Eu deveria ter desconfiado que você era ostrogodo, como eu, ao ouvir seu nome. Mas
seu sotaque me é inconfundível, eu o tinha também, alguns anos atrás, quando comecei
a servir os hunos.
– A senhora também
serviu a esses desgraçados?
– Sim, na condição
de escrava. Aprendi a odiá-los desde então.
– E eu desde que
eles mataram meu pai e meus irmãos mais velhos, quando destruíram nossa aldeia.

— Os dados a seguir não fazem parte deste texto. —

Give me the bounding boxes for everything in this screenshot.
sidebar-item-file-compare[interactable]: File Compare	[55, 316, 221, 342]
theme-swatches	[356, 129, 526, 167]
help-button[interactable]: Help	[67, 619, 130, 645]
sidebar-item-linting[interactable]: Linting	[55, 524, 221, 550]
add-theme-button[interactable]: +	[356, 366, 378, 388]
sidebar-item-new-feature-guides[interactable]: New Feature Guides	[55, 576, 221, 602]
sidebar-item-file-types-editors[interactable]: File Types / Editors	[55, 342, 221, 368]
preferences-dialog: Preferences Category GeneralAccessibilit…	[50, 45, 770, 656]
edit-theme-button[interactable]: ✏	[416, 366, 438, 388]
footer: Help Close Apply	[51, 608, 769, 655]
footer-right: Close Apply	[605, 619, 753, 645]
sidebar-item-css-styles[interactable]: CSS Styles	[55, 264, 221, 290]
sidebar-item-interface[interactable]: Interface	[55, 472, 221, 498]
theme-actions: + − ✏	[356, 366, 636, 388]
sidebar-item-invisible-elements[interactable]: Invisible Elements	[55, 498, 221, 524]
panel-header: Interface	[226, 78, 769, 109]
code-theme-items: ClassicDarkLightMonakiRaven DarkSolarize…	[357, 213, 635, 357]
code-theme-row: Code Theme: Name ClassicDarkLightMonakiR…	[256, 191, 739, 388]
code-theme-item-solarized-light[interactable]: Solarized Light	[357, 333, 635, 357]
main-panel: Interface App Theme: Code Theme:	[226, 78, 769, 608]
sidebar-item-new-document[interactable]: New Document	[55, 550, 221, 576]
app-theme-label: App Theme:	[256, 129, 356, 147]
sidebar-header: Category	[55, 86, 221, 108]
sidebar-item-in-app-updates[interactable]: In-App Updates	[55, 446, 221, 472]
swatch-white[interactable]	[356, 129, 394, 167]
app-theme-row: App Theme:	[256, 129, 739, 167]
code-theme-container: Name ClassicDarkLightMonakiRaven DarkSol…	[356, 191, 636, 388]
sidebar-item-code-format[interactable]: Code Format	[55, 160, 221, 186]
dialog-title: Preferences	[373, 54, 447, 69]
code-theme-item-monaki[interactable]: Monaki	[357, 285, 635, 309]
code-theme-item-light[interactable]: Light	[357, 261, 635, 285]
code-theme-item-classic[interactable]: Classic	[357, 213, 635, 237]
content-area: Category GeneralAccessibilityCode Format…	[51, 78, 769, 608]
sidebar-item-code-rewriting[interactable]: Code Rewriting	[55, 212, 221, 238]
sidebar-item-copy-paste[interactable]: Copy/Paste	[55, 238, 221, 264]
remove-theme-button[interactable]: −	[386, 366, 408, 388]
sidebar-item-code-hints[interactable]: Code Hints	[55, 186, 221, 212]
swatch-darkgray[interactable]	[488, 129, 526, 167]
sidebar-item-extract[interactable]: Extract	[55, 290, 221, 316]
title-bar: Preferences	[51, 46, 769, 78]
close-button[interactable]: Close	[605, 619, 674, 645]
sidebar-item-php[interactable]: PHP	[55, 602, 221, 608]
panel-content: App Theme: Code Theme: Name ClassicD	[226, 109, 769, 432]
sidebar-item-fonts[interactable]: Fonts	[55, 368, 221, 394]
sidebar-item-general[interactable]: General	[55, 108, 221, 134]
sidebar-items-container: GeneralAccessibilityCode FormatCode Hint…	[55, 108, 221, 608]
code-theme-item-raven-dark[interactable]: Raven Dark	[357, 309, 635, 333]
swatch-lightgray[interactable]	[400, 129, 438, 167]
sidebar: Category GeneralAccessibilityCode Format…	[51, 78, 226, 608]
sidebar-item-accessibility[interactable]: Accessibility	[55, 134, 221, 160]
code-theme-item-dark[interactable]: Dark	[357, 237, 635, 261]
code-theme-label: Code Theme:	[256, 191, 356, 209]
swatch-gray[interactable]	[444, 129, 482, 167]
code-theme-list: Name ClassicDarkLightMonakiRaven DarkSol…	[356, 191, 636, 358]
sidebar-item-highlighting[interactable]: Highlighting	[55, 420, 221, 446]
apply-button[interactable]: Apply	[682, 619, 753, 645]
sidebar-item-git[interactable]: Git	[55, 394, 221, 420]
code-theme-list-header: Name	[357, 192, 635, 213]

Depois me forçaram a seguir com eles como cuidador de cavalos. E eu aceitei
docilmente, porque tento ganhar a confiança deles, até o dia em que eu possa
encontrar o general que atacou minha aldeia e mandou executar minha família. Então
hei de me vingar, nem que seja a última coisa que eu faça em vida.
Hilduara fez uma
interrupção e contou para Armosic o que descobrira até então:
– Esse rapaz me
parece sincero. Sugiro que o levemos à avaliação de uma das sacerdotisas. Se
elas concordarem com minha impressão inicial, então acho que eu tive uma idéia
maravilhosa para ajudar nossos planos desta noite.
Em menos de
quinze minutos já tinham a aprovação de Kyna, que examinou o rapaz por bem
menos que meio minuto:
– Sim, podem
confiar nele. Ele é sincero. Só não o foi quanto à idade. Ele é alto assim, mas
ainda não completou quinze anos. A dor o fez amadurecer muito depressa. A dor e
o ódio, que é um péssimo companheiro para uma alma de criança. Sim, vocês podem
libertá-lo, dar-lhe armas, podem confiar nele como um dos nossos. E sua idéia,
Hilduara, é magnífica. Pode executá-la esta noite. Ah, e interrogue-o a respeito dos
documentos de Átila.
Hilduara,
surpresa, falou as duas coisas ao rapaz. Que ele mentira a idade e que ela
estava certa em dizer que ele era uma criança. E que a sacerdotisa mandara
interrogá-lo a respeito dos documentos de Átila.
O rapaz corou
visivelmente, não por ser apanhado numa mentira, mas porque tinha vergonha de
ser tão jovem a ponto de poder ser considerado uma criança. Não, ele não era,
era um guerreiro! Então respondeu, retirando um pequeno saco amarrado junto ao
corpo, entregando-o à moça ostrogoda.
Hilduara leu o
texto e seu rosto se iluminou:
– É uma ordem
pessoal de Átila, mandando o exército de Lutécia voltar imediatamente para
juntar-se ao dele aqui junto ao rio Marne. Bem onde estamos nós agora!
– Muito bem,
Hilduara. A Deusa está conosco de verdade. Entregou-nos esse passarinho em
pleno vôo e, com ele, o documento que vai fazer Átila perder a guerra.
– Como assim,
sacerdotisa? – quis saber Armosic -- Perder a Guerra?
– Porque nós
vamos mandar esse documento para o exército huno que está próximo de Lutécia,
através desse menino que Átila mesmo escolheu para ser seu mensageiro. Só que
minha neta, com sua incrível habilidade com os pincéis e as substâncias que
apagam escrita, vai mandar uma mensagem com um texto completamente diferente
para eles.
Hilduara saiu à
procura de Vérica e Armosic levou o jovem ostrogodo para o alojamento dos
soldados da muralha norte, dando ordens para que ele fosse tratado como um
aliado de grande importância e para que fosse alimentado e cuidado. Os
cavaleiros visigodos podiam se entender perfeitamente com o jovem ostrogodo,
de forma que este não teve mais barreira de idioma. Prontamente, como cavaleiro
que era, foi logo adotado pelos visigodos, que o gozavam dizendo que ele seria uma espécie de mascote para o grupo, como moleque que era.